LLM application security is mostly an engineering discipline problem in disguise. The risk catalogue is public, the testing patterns are documented, and the framework integration is well-understood. What stops most programmes from getting clean LLM Top 10 evidence is that the per-finding tags, the lifecycle audit trail, the cross-feature distribution view, the framework mapping, and the leadership read all sit on different records, so producing the evidence pack means reconciling four or five sources at audit time. SecPortal is built around a single engagement record: findings management with CVSS 3.1 calibration and structured fields for the LLM Top 10 entry, engagement management for the per-test record, repository connections for the code-side ingestion that surrounds LLM-feature code, the activity log for the timestamped chain of state changes across findings, engagements, scans, and team changes, compliance tracking with framework mappings and CSV export, and AI-powered report generation when leadership wants the executive summary.
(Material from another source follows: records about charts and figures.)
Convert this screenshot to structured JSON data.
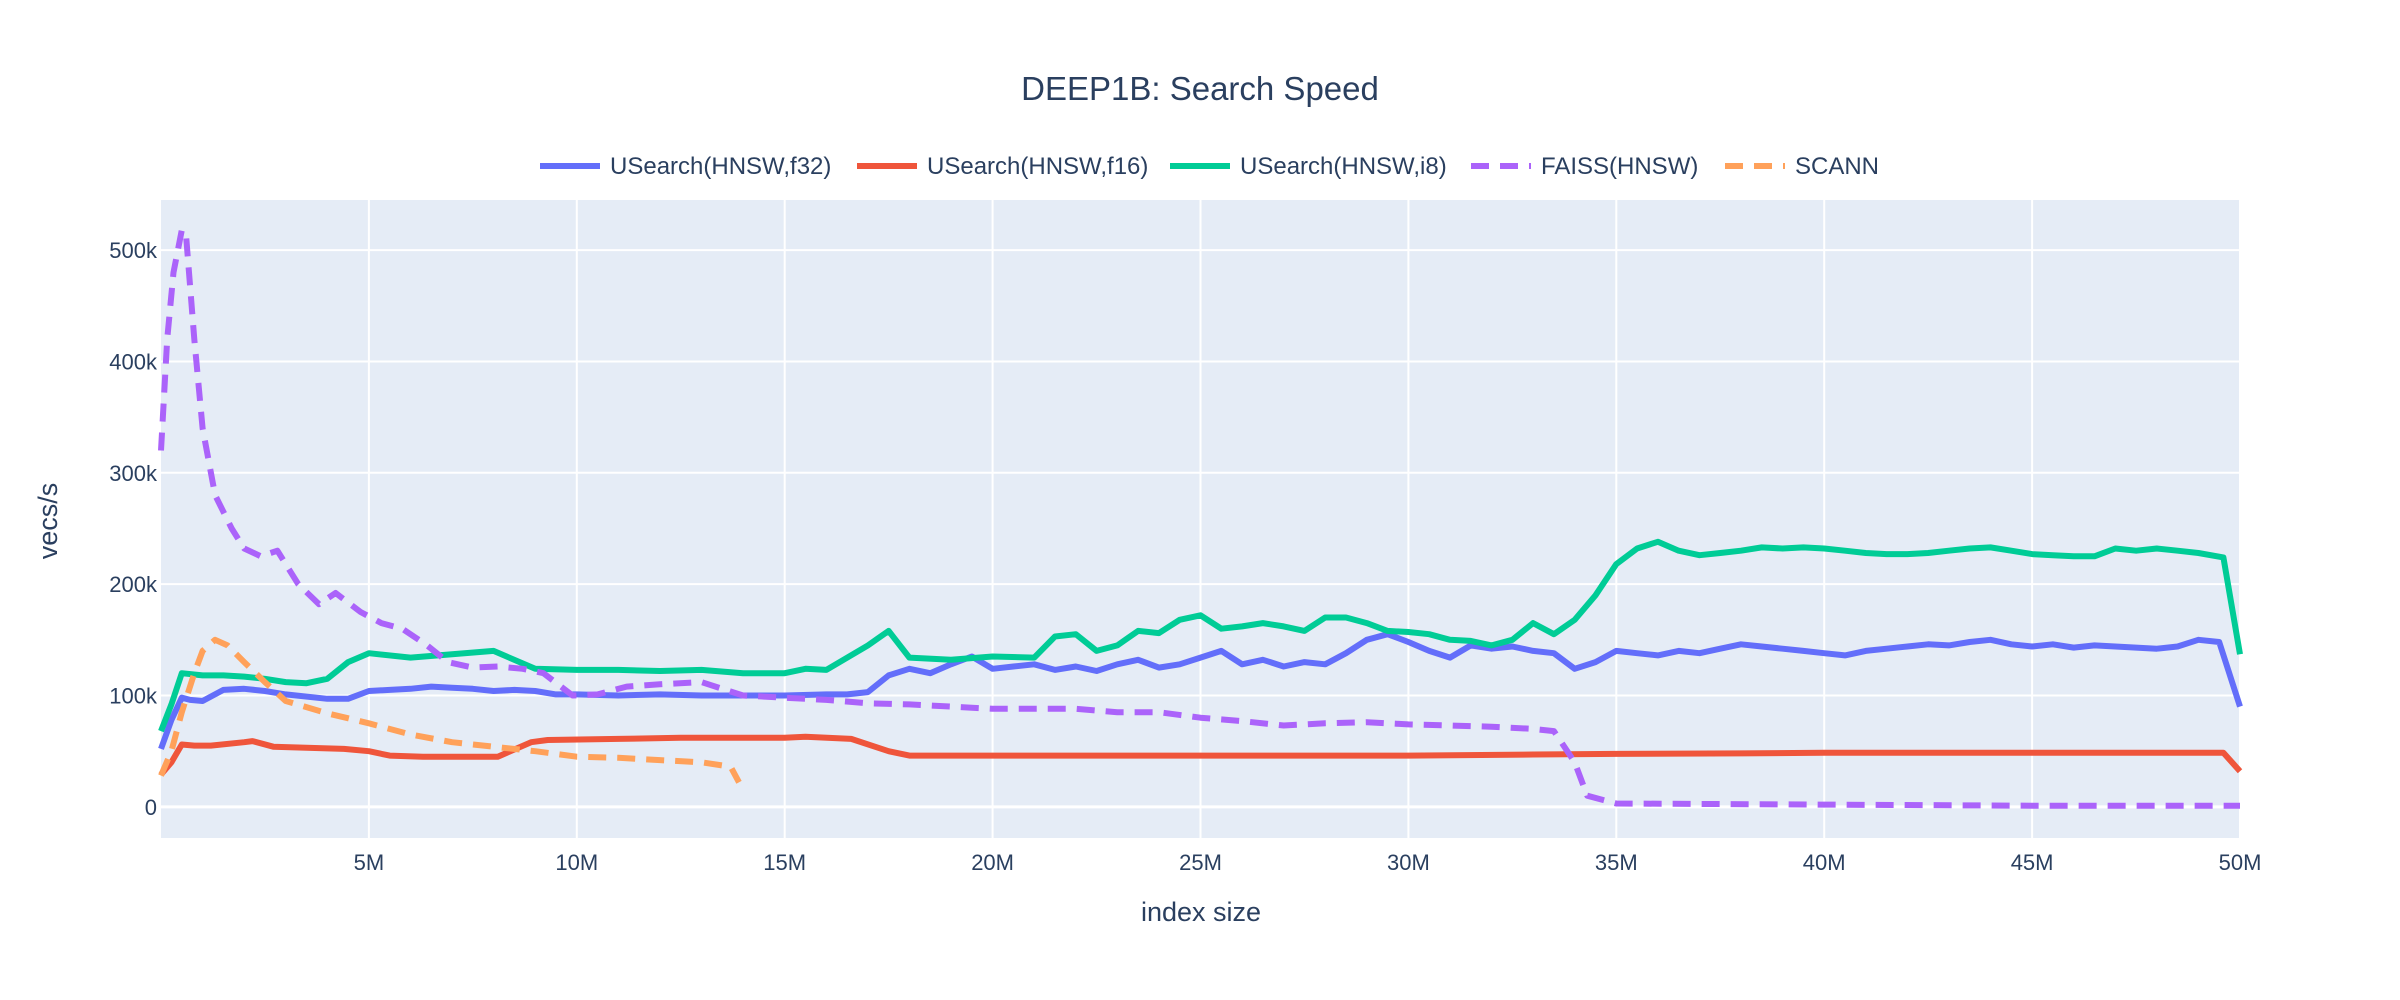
{
  "chart_data": {
    "type": "line",
    "title": "DEEP1B: Search Speed",
    "xlabel": "index size",
    "ylabel": "vecs/s",
    "xlim": [
      0,
      50000000
    ],
    "ylim": [
      -28000,
      545000
    ],
    "x_ticks": [
      {
        "value": 5000000,
        "label": "5M"
      },
      {
        "value": 10000000,
        "label": "10M"
      },
      {
        "value": 15000000,
        "label": "15M"
      },
      {
        "value": 20000000,
        "label": "20M"
      },
      {
        "value": 25000000,
        "label": "25M"
      },
      {
        "value": 30000000,
        "label": "30M"
      },
      {
        "value": 35000000,
        "label": "35M"
      },
      {
        "value": 40000000,
        "label": "40M"
      },
      {
        "value": 45000000,
        "label": "45M"
      },
      {
        "value": 50000000,
        "label": "50M"
      }
    ],
    "y_ticks": [
      {
        "value": 0,
        "label": "0"
      },
      {
        "value": 100000,
        "label": "100k"
      },
      {
        "value": 200000,
        "label": "200k"
      },
      {
        "value": 300000,
        "label": "300k"
      },
      {
        "value": 400000,
        "label": "400k"
      },
      {
        "value": 500000,
        "label": "500k"
      }
    ],
    "grid": true,
    "legend_position": "top-center",
    "plot_background": "#e5ecf6",
    "series": [
      {
        "name": "USearch(HNSW,f32)",
        "color": "#636efa",
        "dash": "solid",
        "x": [
          0,
          250000,
          500000,
          700000,
          1000000,
          1500000,
          2000000,
          2500000,
          3000000,
          4000000,
          4500000,
          5000000,
          5500000,
          6000000,
          6500000,
          7000000,
          7500000,
          8000000,
          8500000,
          9000000,
          9500000,
          10000000,
          11000000,
          12000000,
          13000000,
          14000000,
          15000000,
          16000000,
          16500000,
          17000000,
          17500000,
          18000000,
          18500000,
          19000000,
          19500000,
          20000000,
          20500000,
          21000000,
          21500000,
          22000000,
          22500000,
          23000000,
          23500000,
          24000000,
          24500000,
          25000000,
          25500000,
          26000000,
          26500000,
          27000000,
          27500000,
          28000000,
          28500000,
          29000000,
          29500000,
          30000000,
          30500000,
          31000000,
          31500000,
          32000000,
          32500000,
          33000000,
          33500000,
          34000000,
          34500000,
          35000000,
          35500000,
          36000000,
          36500000,
          37000000,
          37500000,
          38000000,
          38500000,
          39000000,
          39500000,
          40000000,
          40500000,
          41000000,
          41500000,
          42000000,
          42500000,
          43000000,
          43500000,
          44000000,
          44500000,
          45000000,
          45500000,
          46000000,
          46500000,
          47000000,
          47500000,
          48000000,
          48500000,
          49000000,
          49500000,
          50000000
        ],
        "y": [
          52000,
          78000,
          98000,
          96000,
          95000,
          105000,
          106000,
          104000,
          101000,
          97000,
          97000,
          104000,
          105000,
          106000,
          108000,
          107000,
          106000,
          104000,
          105000,
          104000,
          101000,
          101000,
          100000,
          101000,
          100000,
          100000,
          100000,
          101000,
          101000,
          103000,
          118000,
          124000,
          120000,
          128000,
          135000,
          124000,
          126000,
          128000,
          123000,
          126000,
          122000,
          128000,
          132000,
          125000,
          128000,
          134000,
          140000,
          128000,
          132000,
          126000,
          130000,
          128000,
          138000,
          150000,
          155000,
          148000,
          140000,
          134000,
          145000,
          142000,
          144000,
          140000,
          138000,
          124000,
          130000,
          140000,
          138000,
          136000,
          140000,
          138000,
          142000,
          146000,
          144000,
          142000,
          140000,
          138000,
          136000,
          140000,
          142000,
          144000,
          146000,
          145000,
          148000,
          150000,
          146000,
          144000,
          146000,
          143000,
          145000,
          144000,
          143000,
          142000,
          144000,
          150000,
          148000,
          90000
        ]
      },
      {
        "name": "USearch(HNSW,f16)",
        "color": "#ef553b",
        "dash": "solid",
        "x": [
          0,
          250000,
          500000,
          800000,
          1200000,
          2000000,
          2200000,
          2700000,
          3500000,
          4400000,
          5000000,
          5500000,
          6300000,
          7100000,
          8100000,
          8900000,
          9300000,
          11000000,
          12500000,
          13500000,
          15000000,
          15500000,
          16600000,
          17500000,
          18000000,
          19000000,
          20000000,
          25000000,
          30000000,
          33000000,
          35000000,
          38000000,
          40000000,
          45000000,
          49600000,
          50000000
        ],
        "y": [
          29000,
          40000,
          56000,
          55000,
          55000,
          58000,
          59000,
          54000,
          53000,
          52000,
          50000,
          46000,
          45000,
          45000,
          45000,
          58000,
          60000,
          61000,
          62000,
          62000,
          62000,
          63000,
          61000,
          50000,
          46000,
          46000,
          46000,
          46000,
          46000,
          47000,
          47500,
          48000,
          48500,
          48500,
          48500,
          32000
        ]
      },
      {
        "name": "USearch(HNSW,i8)",
        "color": "#00cc96",
        "dash": "solid",
        "x": [
          0,
          250000,
          500000,
          1000000,
          1500000,
          2000000,
          2500000,
          3000000,
          3500000,
          4000000,
          4500000,
          5000000,
          6000000,
          7000000,
          8000000,
          9000000,
          10000000,
          11000000,
          12000000,
          13000000,
          14000000,
          15000000,
          15500000,
          16000000,
          17000000,
          17500000,
          18000000,
          19000000,
          20000000,
          21000000,
          21500000,
          22000000,
          22500000,
          23000000,
          23500000,
          24000000,
          24500000,
          25000000,
          25500000,
          26000000,
          26500000,
          27000000,
          27500000,
          28000000,
          28500000,
          29000000,
          29500000,
          30000000,
          30500000,
          31000000,
          31500000,
          32000000,
          32500000,
          33000000,
          33500000,
          34000000,
          34500000,
          35000000,
          35500000,
          36000000,
          36500000,
          37000000,
          37500000,
          38000000,
          38500000,
          39000000,
          39500000,
          40000000,
          40500000,
          41000000,
          41500000,
          42000000,
          42500000,
          43000000,
          43500000,
          44000000,
          44500000,
          45000000,
          45500000,
          46000000,
          46500000,
          47000000,
          47500000,
          48000000,
          48500000,
          49000000,
          49600000,
          50000000
        ],
        "y": [
          68000,
          92000,
          120000,
          118000,
          118000,
          117000,
          115000,
          112000,
          111000,
          115000,
          130000,
          138000,
          134000,
          137000,
          140000,
          124000,
          123000,
          123000,
          122000,
          123000,
          120000,
          120000,
          124000,
          123000,
          145000,
          158000,
          134000,
          132000,
          135000,
          134000,
          153000,
          155000,
          140000,
          145000,
          158000,
          156000,
          168000,
          172000,
          160000,
          162000,
          165000,
          162000,
          158000,
          170000,
          170000,
          165000,
          158000,
          157000,
          155000,
          150000,
          149000,
          145000,
          150000,
          165000,
          155000,
          168000,
          190000,
          218000,
          232000,
          238000,
          230000,
          226000,
          228000,
          230000,
          233000,
          232000,
          233000,
          232000,
          230000,
          228000,
          227000,
          227000,
          228000,
          230000,
          232000,
          233000,
          230000,
          227000,
          226000,
          225000,
          225000,
          232000,
          230000,
          232000,
          230000,
          228000,
          224000,
          137000
        ]
      },
      {
        "name": "FAISS(HNSW)",
        "color": "#ab63fa",
        "dash": "dash",
        "x": [
          0,
          150000,
          300000,
          500000,
          600000,
          800000,
          1000000,
          1300000,
          1700000,
          2000000,
          2400000,
          2800000,
          3300000,
          3800000,
          4200000,
          4800000,
          5300000,
          5800000,
          6400000,
          6900000,
          7500000,
          8100000,
          8700000,
          9200000,
          9900000,
          10500000,
          11200000,
          12000000,
          13000000,
          14000000,
          15000000,
          16000000,
          17000000,
          18000000,
          19000000,
          20000000,
          21000000,
          22000000,
          23000000,
          24000000,
          25000000,
          26000000,
          27000000,
          28000000,
          29000000,
          30000000,
          31000000,
          32000000,
          33000000,
          33500000,
          34000000,
          34300000,
          35000000,
          40000000,
          45000000,
          50000000
        ],
        "y": [
          320000,
          420000,
          480000,
          518000,
          515000,
          420000,
          340000,
          280000,
          250000,
          232000,
          225000,
          230000,
          200000,
          182000,
          192000,
          175000,
          165000,
          160000,
          145000,
          130000,
          125000,
          126000,
          124000,
          120000,
          100000,
          101000,
          108000,
          110000,
          112000,
          100000,
          98000,
          96000,
          93000,
          92000,
          90000,
          88000,
          88000,
          88000,
          85000,
          85000,
          80000,
          77000,
          73000,
          75000,
          76000,
          74000,
          73000,
          72000,
          70000,
          68000,
          40000,
          10000,
          3000,
          2000,
          1000,
          1000
        ]
      },
      {
        "name": "SCANN",
        "color": "#ffa15a",
        "dash": "dash",
        "x": [
          0,
          250000,
          500000,
          800000,
          1000000,
          1300000,
          1600000,
          2000000,
          2500000,
          3000000,
          4000000,
          5000000,
          6000000,
          7000000,
          8000000,
          9000000,
          10000000,
          11000000,
          12000000,
          13000000,
          13700000,
          13900000
        ],
        "y": [
          28000,
          50000,
          85000,
          120000,
          140000,
          150000,
          145000,
          130000,
          112000,
          95000,
          84000,
          75000,
          65000,
          58000,
          54000,
          50000,
          45000,
          44000,
          42000,
          40000,
          36000,
          22000
        ]
      }
    ]
  }
}
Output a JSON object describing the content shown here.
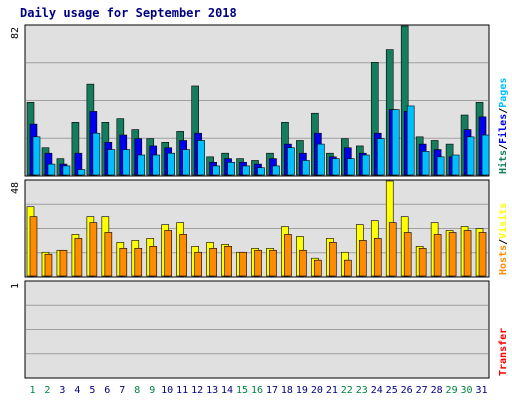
{
  "chart_data": {
    "title": "Daily usage for September 2018",
    "type": "bar",
    "days": [
      {
        "label": "1",
        "weekend": true
      },
      {
        "label": "2",
        "weekend": true
      },
      {
        "label": "3",
        "weekend": false
      },
      {
        "label": "4",
        "weekend": false
      },
      {
        "label": "5",
        "weekend": false
      },
      {
        "label": "6",
        "weekend": false
      },
      {
        "label": "7",
        "weekend": false
      },
      {
        "label": "8",
        "weekend": true
      },
      {
        "label": "9",
        "weekend": true
      },
      {
        "label": "10",
        "weekend": false
      },
      {
        "label": "11",
        "weekend": false
      },
      {
        "label": "12",
        "weekend": false
      },
      {
        "label": "13",
        "weekend": false
      },
      {
        "label": "14",
        "weekend": false
      },
      {
        "label": "15",
        "weekend": true
      },
      {
        "label": "16",
        "weekend": true
      },
      {
        "label": "17",
        "weekend": false
      },
      {
        "label": "18",
        "weekend": false
      },
      {
        "label": "19",
        "weekend": false
      },
      {
        "label": "20",
        "weekend": false
      },
      {
        "label": "21",
        "weekend": false
      },
      {
        "label": "22",
        "weekend": true
      },
      {
        "label": "23",
        "weekend": true
      },
      {
        "label": "24",
        "weekend": false
      },
      {
        "label": "25",
        "weekend": false
      },
      {
        "label": "26",
        "weekend": false
      },
      {
        "label": "27",
        "weekend": false
      },
      {
        "label": "28",
        "weekend": false
      },
      {
        "label": "29",
        "weekend": true
      },
      {
        "label": "30",
        "weekend": true
      },
      {
        "label": "31",
        "weekend": false
      }
    ],
    "panels": [
      {
        "id": "hits-files-pages",
        "max_label": "82",
        "ymax": 82,
        "series": [
          {
            "name": "Hits",
            "color": "#157d5e",
            "values": [
              40,
              15,
              9,
              29,
              50,
              29,
              31,
              25,
              20,
              18,
              24,
              49,
              10,
              12,
              9,
              8,
              12,
              29,
              19,
              34,
              12,
              20,
              16,
              62,
              69,
              82,
              21,
              19,
              17,
              33,
              40
            ]
          },
          {
            "name": "Files",
            "color": "#0000ee",
            "values": [
              28,
              12,
              6,
              12,
              35,
              18,
              22,
              20,
              16,
              15,
              19,
              23,
              7,
              9,
              7,
              6,
              9,
              17,
              12,
              23,
              10,
              15,
              12,
              23,
              36,
              35,
              17,
              14,
              10,
              25,
              32
            ]
          },
          {
            "name": "Pages",
            "color": "#00bfff",
            "values": [
              21,
              6,
              5,
              3,
              23,
              14,
              14,
              11,
              11,
              12,
              14,
              19,
              5,
              7,
              5,
              4,
              5,
              15,
              8,
              17,
              9,
              9,
              11,
              20,
              36,
              38,
              13,
              10,
              11,
              21,
              22
            ]
          }
        ],
        "axis_labels": [
          {
            "text": "Hits",
            "color": "#157d5e"
          },
          {
            "text": "Files",
            "color": "#0000ee"
          },
          {
            "text": "Pages",
            "color": "#00bfff"
          }
        ]
      },
      {
        "id": "visits-hosts",
        "max_label": "48",
        "ymax": 48,
        "series": [
          {
            "name": "Visits",
            "color": "#ffff00",
            "values": [
              35,
              12,
              13,
              21,
              30,
              30,
              17,
              18,
              19,
              26,
              27,
              15,
              17,
              16,
              12,
              14,
              14,
              25,
              20,
              9,
              19,
              12,
              26,
              28,
              48,
              30,
              15,
              27,
              23,
              25,
              24
            ]
          },
          {
            "name": "Hosts",
            "color": "#ff8c00",
            "values": [
              30,
              11,
              13,
              19,
              27,
              22,
              14,
              14,
              15,
              23,
              21,
              12,
              14,
              15,
              12,
              13,
              13,
              21,
              13,
              8,
              17,
              8,
              18,
              19,
              27,
              22,
              14,
              21,
              22,
              23,
              22
            ]
          }
        ],
        "axis_labels": [
          {
            "text": "Hosts",
            "color": "#ff8c00"
          },
          {
            "text": "Visits",
            "color": "#ffff00"
          }
        ]
      },
      {
        "id": "transfer",
        "max_label": "1",
        "ymax": 1,
        "series": [],
        "axis_labels": [
          {
            "text": "Transfer",
            "color": "#ff0000"
          }
        ]
      }
    ],
    "colors": {
      "plot_bg": "#e0e0e0",
      "frame": "#000000",
      "grid": "#a0a0a0",
      "weekday_label": "#000080",
      "weekend_label": "#008040",
      "outline": "#000000"
    }
  }
}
None of these features assign an LLM Top 10 entry for you: the mapping is yours to make at finding creation time. What the platform does is keep the LLM Top 10 value, the lifecycle, the evidence, the framework mapping, and the cross-finding distribution view on the same record so the audit conversation collapses into a query rather than a multi-team scramble.

Scope and Limitations

This guide describes the operating shape of the OWASP Top 10 for LLM Applications as it is consumed by internal AppSec, product security, and AI/ML security teams. The OWASP project continues to evolve: revisions to entry wording, ordering, and the underlying examples should be tracked against the current release on the OWASP GenAI Security Project site. Specific framework references (NIST AI RMF, NIST AI 600-1, ISO/IEC 42001, MITRE ATLAS) should be read against current publications.

The LLM Top 10 is a risk catalogue, not a scoring system, and it does not replace an existing AppSec programme. Programmes that adopt the LLM Top 10 as a complement to existing AppSec, vulnerability management, and supply chain disciplines see durable operating value. Programmes that treat the LLM Top 10 as a substitute for the wider engineering programme tend to discover the gap when a classical web-side issue surfaces inside an LLM-backed feature.